FINTECH6. November 2023

15 Jahre Bitcoin: Noch immer vor allem Wertspeicher statt alltäglicher Kryptowährung

>Mechanik/bigstock.com

Vor 15 Jahren, am 31. Oktober 2008, veröffentlichte Satoshi Nakamoto sein berühmtes Whitepaper mit dem Titel „Bitcoin: Ein elektronisches Geldsystem auf Gegenseitigkeit“. In diesem Papier beschreibt er die technischen Grundlagen von Bitcoin und damit auch der Blockchain-Technologie. Ist Nakamotos Utopie, für die der Bitcoin die technisch-monetäre Grundlage sein sollte, tatsächlich Kryptowährungs-Realität geworden?

Die große Utopie eines dezentralen Finanzsystems ohne Banken und frei von staatlichen Eingriffen ist nicht Realität geworden und wird wahrscheinlich auch nicht Realität werden. Auch wenn hier und da mit Bitcoin gezahlt werden kann, sind wir noch sehr weit weg von alltäglichen Kryptozahlungen“, erklärt Hartmut Giesen, Krypto-Experte bei der Hamburger Sutor Bank. Dennoch haben sich unter den Kryptowährungen Bitcoin und Blockchain in Teilbereichen als Technologie etabliert. Nach Ansicht von Hartmut Giesen haben sich vor allem zwei Anwendungsfälle von Bitcoin durchgesetzt – zum einen als Wertaufbewahrungsmittel und zum anderen als Zahlungsmittel für spezielle Zwecke.

In Deutschland ist der Bitcoin (Google Bitcoin Trend) in erster Linie ein Anlageobjekt, das verschiedene Zwecke erfüllen kann: Schutz vor Inflation, Diversifikation eines Portfolios als alternative Anlageklasse oder Spekulationsobjekt. Wie wichtig der Bitcoin als Investmentobjekt ist, zeigt sich an der aktuellen Diskussion zur Zulassung von Bitcoin-ETFs in den USA. Von Bitcoin-ETFs versprechen sich Marktanalysten und Bitcoin-Fans einen nachhaltigen Durchbruch und eine kontinuierliche Wahrnehmbarkeit des Bitcoin, auch außerhalb von „Hype-Phasen“. Der Kurs stieg kurzfristig um 8 Prozent, als die Falschmeldung kursierte, der ETF sei bereits zugelassen.

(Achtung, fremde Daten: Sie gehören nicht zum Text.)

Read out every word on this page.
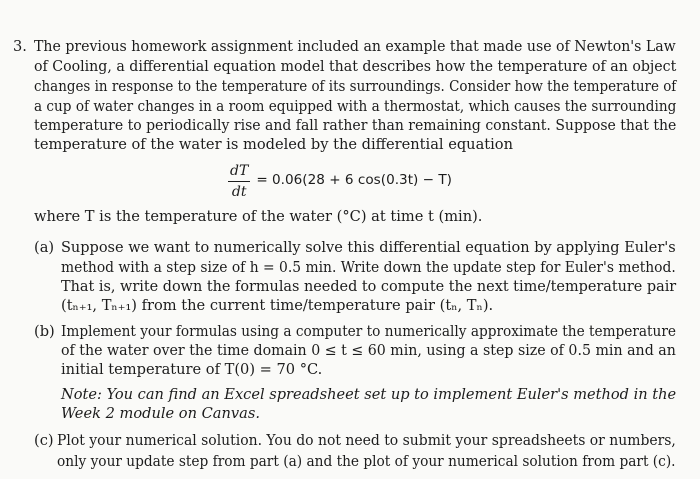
3. The previous homework assignment included an example that made use of Newton's Law
of Cooling, a differential equation model that describes how the temperature of an object
changes in response to the temperature of its surroundings. Consider how the temperature of
a cup of water changes in a room equipped with a thermostat, which causes the surrounding
temperature to periodically rise and fall rather than remaining constant. Suppose that the
temperature of the water is modeled by the differential equation
$\frac{dT}{dt} = 0.06(28 + 6$ cos(0.3t) − T)
where T is the temperature of the water (°C) at time t (min).
(a) Suppose we want to numerically solve this differential equation by applying Euler's
method with a step size of h = 0.5 min. Write down the update step for Euler's method.
That is, write down the formulas needed to compute the next time/temperature pair
(tₙ₊₁, Tₙ₊₁) from the current time/temperature pair (tₙ, Tₙ).
(b) Implement your formulas using a computer to numerically approximate the temperature
of the water over the time domain 0 ≤ t ≤ 60 min, using a step size of 0.5 min and an
initial temperature of T(0) = 70 °C.
Note: You can find an Excel spreadsheet set up to implement Euler's method in the
Week 2 module on Canvas.
(c) Plot your numerical solution. You do not need to submit your spreadsheets or numbers,
only your update step from part (a) and the plot of your numerical solution from part (c).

Von einem zugelassenen ETF könnten auch Kryptozahlungen als Anwendungsfall profitieren, weil ein regulierter ETF suggeriert, dass die zugrundliegenden Assets ‚seriös‘ sind. Interessant dabei ist, dass der Bitcoin eigentlich erfunden worden ist, um Regulierung zu entgehen.”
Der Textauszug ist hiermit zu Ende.